Shawna McLeod’s mixed media series reveals detailed sketchbook pages torn from their rings. Their markings — sketchy self-portraits and tattoos amid intuitive doodles — turn into mistakes or regrettable confessions when covered with white out or cut from the page, as though the judgments of an imagined or actual audience had infiltrated and altered McLeod’s private creative process. As finished pieces, framed and mounted, the works sit uneasily between self-censorship and exhibitionism.
Beginning with pornographic representations of women, Liz Garlicki also feigns an exhibitionist agenda with her enormous paintings.
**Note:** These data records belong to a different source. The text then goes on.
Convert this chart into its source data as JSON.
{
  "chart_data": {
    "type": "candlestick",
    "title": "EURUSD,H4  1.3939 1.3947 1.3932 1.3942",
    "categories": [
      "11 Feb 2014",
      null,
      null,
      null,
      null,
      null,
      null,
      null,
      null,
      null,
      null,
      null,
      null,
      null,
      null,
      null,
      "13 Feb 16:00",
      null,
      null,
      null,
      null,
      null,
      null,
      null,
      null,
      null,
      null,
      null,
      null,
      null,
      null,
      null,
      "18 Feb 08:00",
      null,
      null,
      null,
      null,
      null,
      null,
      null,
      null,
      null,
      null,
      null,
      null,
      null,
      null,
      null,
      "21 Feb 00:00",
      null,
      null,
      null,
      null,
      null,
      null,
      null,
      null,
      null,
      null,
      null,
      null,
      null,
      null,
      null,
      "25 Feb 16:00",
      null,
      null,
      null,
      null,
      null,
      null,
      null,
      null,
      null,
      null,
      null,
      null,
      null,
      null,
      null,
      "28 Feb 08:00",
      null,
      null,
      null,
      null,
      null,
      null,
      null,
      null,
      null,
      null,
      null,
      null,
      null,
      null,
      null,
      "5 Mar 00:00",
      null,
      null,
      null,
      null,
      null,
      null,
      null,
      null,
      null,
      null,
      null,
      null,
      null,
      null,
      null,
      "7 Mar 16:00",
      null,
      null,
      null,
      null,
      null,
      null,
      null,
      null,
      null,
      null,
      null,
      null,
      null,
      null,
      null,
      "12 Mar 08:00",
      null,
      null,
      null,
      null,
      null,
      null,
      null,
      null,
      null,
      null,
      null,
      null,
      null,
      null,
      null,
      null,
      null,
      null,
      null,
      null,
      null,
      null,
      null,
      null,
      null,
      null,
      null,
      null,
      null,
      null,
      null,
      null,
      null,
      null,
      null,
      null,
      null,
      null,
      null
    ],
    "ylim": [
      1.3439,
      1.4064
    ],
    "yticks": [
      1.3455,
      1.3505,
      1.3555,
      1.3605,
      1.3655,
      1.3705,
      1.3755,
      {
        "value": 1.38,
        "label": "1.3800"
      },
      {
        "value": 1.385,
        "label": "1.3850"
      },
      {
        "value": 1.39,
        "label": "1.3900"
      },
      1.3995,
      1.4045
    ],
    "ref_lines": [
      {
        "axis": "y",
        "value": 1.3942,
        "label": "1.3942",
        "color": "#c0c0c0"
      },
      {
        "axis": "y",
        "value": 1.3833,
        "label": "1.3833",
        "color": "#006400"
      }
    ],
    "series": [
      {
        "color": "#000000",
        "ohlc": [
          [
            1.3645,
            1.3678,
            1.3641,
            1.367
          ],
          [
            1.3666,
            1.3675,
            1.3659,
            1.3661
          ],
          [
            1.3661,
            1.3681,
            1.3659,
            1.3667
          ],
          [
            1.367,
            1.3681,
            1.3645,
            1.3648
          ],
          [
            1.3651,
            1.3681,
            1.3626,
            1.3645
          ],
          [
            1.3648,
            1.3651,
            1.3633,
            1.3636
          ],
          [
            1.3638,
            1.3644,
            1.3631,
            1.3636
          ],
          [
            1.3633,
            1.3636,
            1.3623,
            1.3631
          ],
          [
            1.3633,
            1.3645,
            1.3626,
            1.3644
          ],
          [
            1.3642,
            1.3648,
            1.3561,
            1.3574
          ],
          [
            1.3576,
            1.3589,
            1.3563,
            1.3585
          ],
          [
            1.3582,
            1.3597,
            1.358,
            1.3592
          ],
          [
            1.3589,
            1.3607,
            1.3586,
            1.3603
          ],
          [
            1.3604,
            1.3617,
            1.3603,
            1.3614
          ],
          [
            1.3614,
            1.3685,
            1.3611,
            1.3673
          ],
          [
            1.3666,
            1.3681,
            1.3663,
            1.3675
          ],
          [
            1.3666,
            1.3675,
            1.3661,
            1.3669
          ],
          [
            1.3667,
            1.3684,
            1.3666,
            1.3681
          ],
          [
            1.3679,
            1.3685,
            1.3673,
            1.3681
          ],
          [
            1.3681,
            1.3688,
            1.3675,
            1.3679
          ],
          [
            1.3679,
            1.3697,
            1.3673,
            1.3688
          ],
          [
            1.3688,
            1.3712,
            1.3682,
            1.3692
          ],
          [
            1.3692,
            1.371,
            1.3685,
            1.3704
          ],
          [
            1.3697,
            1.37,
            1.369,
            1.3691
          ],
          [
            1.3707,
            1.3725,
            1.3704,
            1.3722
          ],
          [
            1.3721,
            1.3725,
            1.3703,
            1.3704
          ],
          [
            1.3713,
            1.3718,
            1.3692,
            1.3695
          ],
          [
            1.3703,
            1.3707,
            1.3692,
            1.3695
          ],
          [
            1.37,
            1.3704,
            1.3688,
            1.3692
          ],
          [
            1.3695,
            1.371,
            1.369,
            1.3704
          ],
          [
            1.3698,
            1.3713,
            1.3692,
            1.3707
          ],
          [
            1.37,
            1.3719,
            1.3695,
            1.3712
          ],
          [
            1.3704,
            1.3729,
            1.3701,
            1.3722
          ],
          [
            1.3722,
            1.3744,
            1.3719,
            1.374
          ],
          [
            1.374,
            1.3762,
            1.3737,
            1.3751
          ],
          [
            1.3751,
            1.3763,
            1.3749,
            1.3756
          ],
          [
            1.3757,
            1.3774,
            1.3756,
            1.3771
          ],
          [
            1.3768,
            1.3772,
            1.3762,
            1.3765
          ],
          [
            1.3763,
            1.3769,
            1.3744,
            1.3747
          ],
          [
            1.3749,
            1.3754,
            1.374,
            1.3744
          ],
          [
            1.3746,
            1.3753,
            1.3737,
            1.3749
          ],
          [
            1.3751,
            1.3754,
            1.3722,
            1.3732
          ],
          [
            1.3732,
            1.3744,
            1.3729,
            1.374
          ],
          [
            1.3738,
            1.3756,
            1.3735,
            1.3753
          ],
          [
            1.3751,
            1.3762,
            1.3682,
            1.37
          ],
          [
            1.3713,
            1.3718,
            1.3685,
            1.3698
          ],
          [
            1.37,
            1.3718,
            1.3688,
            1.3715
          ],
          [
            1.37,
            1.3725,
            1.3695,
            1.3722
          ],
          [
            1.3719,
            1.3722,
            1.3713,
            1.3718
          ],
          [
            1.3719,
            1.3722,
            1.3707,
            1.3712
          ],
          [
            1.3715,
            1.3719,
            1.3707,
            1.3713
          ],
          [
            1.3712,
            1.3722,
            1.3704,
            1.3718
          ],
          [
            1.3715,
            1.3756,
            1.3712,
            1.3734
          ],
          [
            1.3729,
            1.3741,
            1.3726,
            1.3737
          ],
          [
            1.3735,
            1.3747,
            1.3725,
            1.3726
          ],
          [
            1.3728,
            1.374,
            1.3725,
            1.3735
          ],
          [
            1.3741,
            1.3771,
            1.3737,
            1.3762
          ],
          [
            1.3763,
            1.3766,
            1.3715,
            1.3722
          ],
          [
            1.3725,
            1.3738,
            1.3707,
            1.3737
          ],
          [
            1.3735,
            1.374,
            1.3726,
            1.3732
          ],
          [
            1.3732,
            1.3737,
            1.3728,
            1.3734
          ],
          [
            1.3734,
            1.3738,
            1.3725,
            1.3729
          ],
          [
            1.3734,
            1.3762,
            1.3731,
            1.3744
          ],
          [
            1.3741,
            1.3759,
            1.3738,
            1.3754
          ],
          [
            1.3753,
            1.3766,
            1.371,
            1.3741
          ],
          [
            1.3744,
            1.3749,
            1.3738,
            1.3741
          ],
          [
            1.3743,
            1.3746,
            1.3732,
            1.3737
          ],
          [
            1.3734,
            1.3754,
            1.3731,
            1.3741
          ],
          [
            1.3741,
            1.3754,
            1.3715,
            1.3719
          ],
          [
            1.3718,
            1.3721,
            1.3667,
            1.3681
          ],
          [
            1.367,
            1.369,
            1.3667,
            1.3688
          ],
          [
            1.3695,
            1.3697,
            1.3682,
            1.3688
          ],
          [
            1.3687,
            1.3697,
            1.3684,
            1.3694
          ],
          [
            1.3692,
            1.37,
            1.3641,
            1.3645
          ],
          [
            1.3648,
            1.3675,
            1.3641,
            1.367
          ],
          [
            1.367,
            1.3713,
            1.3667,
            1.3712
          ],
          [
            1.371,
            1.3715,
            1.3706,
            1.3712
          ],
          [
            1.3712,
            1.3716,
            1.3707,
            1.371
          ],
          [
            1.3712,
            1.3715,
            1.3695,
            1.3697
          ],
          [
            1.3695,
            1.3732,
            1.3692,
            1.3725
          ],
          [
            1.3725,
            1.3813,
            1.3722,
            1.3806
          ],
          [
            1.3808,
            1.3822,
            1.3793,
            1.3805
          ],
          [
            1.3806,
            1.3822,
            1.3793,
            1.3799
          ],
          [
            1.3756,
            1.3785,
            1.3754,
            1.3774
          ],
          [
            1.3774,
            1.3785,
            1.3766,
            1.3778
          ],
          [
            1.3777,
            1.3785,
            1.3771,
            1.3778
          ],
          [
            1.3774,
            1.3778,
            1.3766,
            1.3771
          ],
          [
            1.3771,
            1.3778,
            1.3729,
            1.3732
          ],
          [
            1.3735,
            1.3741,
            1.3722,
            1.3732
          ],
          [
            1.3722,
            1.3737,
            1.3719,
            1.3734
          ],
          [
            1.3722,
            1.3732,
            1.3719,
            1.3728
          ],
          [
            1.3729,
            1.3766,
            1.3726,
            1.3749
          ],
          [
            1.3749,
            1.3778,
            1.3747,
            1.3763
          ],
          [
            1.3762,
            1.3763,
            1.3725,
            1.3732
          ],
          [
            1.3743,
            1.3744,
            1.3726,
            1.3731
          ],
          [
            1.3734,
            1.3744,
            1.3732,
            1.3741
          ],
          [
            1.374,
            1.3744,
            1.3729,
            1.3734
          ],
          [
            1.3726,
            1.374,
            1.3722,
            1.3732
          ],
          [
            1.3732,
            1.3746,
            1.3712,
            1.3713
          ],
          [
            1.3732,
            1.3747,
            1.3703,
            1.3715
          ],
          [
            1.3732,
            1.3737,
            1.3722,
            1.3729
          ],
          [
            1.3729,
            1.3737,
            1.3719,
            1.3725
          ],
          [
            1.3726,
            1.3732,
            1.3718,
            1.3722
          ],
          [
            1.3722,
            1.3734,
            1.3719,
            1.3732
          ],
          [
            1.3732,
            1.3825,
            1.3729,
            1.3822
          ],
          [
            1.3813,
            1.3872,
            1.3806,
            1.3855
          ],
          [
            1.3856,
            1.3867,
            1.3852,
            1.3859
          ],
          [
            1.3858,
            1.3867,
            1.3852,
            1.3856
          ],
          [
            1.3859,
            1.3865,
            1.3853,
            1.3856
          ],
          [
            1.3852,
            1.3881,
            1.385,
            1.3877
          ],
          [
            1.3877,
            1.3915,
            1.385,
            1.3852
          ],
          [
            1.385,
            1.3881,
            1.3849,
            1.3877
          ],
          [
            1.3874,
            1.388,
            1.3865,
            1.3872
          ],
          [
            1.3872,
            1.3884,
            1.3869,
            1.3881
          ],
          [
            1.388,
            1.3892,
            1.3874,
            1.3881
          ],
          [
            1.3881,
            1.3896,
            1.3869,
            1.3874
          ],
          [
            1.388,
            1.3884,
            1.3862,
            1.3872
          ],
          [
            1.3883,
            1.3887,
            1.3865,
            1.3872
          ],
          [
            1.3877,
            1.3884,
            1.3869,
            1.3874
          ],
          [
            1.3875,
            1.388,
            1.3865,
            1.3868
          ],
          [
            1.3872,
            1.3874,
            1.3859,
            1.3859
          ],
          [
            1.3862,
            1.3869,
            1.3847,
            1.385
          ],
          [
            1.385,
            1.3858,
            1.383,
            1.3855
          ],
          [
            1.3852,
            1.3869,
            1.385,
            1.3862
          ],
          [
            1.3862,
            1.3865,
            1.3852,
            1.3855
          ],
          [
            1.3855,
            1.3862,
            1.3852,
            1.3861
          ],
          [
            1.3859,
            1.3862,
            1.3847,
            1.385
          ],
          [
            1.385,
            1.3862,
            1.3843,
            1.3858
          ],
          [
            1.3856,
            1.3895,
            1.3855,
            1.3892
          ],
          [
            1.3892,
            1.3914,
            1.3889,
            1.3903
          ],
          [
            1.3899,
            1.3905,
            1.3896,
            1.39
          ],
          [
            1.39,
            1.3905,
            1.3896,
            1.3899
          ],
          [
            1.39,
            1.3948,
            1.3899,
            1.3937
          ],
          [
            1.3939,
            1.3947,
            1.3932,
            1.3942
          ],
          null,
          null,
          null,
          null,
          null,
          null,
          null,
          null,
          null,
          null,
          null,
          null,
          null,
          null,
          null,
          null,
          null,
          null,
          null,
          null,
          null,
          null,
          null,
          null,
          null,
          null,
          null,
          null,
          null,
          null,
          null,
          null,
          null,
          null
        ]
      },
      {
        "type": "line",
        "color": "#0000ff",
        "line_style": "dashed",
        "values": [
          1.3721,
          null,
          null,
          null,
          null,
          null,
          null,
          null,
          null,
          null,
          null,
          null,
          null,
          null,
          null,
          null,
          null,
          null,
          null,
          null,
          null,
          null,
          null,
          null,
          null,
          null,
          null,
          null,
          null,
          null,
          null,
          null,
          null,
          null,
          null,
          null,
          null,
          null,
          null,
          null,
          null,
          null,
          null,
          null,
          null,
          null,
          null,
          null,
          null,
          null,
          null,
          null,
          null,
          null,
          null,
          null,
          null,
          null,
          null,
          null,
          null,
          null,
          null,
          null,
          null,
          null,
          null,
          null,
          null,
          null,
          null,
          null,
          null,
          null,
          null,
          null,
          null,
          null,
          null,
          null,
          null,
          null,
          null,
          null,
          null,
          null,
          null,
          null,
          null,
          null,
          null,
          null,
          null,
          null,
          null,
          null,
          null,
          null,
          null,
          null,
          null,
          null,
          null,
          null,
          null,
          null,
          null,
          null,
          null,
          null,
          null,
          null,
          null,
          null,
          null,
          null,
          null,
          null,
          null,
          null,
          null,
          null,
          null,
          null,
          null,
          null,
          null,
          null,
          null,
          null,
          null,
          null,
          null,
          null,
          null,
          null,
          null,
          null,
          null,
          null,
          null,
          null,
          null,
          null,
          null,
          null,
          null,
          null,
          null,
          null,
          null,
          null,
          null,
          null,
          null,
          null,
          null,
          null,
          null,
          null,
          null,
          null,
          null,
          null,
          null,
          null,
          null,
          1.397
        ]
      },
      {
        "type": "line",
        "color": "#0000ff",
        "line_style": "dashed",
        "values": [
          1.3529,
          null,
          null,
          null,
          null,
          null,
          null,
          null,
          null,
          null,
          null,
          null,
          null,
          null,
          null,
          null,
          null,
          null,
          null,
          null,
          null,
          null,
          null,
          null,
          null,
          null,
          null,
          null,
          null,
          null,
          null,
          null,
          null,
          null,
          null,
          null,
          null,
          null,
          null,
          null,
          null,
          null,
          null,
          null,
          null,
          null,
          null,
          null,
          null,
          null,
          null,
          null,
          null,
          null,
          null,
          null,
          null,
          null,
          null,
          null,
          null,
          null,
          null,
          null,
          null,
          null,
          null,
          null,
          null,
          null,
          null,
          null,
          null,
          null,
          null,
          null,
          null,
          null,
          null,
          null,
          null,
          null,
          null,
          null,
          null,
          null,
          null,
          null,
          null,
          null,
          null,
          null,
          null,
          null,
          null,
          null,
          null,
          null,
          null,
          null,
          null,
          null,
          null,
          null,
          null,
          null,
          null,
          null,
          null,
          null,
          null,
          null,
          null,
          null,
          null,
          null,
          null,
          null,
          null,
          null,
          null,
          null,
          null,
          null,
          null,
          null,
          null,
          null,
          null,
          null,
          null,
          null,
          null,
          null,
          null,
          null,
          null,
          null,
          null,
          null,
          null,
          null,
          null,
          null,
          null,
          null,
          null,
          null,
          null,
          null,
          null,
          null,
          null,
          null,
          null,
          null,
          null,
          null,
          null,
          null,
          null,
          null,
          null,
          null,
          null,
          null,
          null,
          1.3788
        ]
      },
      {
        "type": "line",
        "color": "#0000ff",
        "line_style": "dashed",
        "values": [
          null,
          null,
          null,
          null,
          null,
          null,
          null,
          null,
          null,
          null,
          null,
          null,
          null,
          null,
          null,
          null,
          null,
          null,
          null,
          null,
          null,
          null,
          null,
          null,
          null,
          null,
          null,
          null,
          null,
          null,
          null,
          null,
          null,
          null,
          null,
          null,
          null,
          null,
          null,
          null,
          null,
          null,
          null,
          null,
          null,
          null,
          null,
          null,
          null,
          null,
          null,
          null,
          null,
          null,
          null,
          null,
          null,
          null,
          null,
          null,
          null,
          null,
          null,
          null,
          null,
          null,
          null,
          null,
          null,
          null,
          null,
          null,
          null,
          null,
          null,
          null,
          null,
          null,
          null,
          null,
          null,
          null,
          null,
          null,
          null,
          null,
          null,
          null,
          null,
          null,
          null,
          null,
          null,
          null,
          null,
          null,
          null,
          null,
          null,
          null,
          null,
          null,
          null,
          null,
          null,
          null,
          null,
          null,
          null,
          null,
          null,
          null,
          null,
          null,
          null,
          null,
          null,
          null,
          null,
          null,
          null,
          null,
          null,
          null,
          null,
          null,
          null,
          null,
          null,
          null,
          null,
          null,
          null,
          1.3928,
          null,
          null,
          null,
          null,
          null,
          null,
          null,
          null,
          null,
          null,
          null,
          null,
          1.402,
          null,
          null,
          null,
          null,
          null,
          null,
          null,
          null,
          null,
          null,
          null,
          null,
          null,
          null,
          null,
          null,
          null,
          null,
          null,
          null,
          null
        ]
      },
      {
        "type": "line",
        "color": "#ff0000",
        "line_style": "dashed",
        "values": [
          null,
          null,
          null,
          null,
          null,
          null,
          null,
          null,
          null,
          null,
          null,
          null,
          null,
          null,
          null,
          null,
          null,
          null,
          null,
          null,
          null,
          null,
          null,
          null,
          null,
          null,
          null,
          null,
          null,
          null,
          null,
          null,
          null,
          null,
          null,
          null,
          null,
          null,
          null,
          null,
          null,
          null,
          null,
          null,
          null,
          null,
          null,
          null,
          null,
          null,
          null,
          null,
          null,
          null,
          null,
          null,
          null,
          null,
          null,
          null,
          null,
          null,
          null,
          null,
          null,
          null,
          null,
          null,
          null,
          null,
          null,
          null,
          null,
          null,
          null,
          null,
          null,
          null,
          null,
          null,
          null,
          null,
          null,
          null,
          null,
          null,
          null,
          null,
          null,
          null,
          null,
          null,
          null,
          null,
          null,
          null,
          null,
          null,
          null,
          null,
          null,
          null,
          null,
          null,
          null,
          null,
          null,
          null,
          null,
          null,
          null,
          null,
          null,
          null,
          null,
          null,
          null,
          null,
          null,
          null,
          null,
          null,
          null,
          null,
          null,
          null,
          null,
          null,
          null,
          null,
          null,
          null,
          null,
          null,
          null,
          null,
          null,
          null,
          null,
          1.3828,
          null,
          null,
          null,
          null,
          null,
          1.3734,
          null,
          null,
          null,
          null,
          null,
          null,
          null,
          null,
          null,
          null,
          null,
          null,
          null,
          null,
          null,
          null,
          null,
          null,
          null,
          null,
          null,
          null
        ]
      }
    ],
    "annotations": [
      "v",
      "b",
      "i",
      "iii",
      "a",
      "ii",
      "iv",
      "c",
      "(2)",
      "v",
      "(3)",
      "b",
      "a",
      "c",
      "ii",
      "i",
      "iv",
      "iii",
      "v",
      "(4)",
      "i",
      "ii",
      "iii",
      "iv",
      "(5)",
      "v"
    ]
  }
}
Using vinyl paint, she transfers the images of the women in all of their nakedness onto 2.4 x 3 metre vinyl tarps, yet their large scale and graphic aesthetic — closer to print than painting — interfere with our viewing pleasure. Like an umbrella, each tarp prevents us from getting wet, or dares us not to.
Gender and sexuality take precedence in this room of the exhibition, from Erica Eyres’ ballpoint pen sketches of sexualized teenage girls, proportioned as though in their own distorted self-images, to Paul Robles’ precise masculine feminine paper-cuts.
Dolls have become a recurring object of Winnipeg art, and many of the exhibition’s themes (such as subjectivity — the divided or estranged self in the painting of Lisa Wood or photography of Meera Margaret Singh) and celebrity (as in the painting series by Adam Brooks) are skillfully and playfully addressed in Suzie Smith’s multiples.
In Smith’s Action Figures work, screen-printed, stuffed dolls of cultural icons — Nina Simone, Johnny Cash, Frida Khalo, Courtney Love — are suspended by string from the ceiling, each in bundles of 25. The proliferation of each hand-made doll-image defies the individuality of the icon it represents, and Smith effectively comments on, participates in and manipulates print media in its traditional, artistic and commercial contexts.
The works in supernovas are all the result of imaginative processes unique in terms of method, criteria and concern, yet it is their uncanny sameness that makes the exhibition so sensually cohesive. With an abundance of figurative work, curators Lorri Millan and Shawna Dempsey have stitched together an exhibition rich with multiple personae: it is an exquisitely sutured corpse (post-autopsy), a well-loved rag-doll, patched where necessary, and a seamless myth of Winnipeg, ready for export.
supernovas runs until May 14 at the Winnipeg Art Gallery.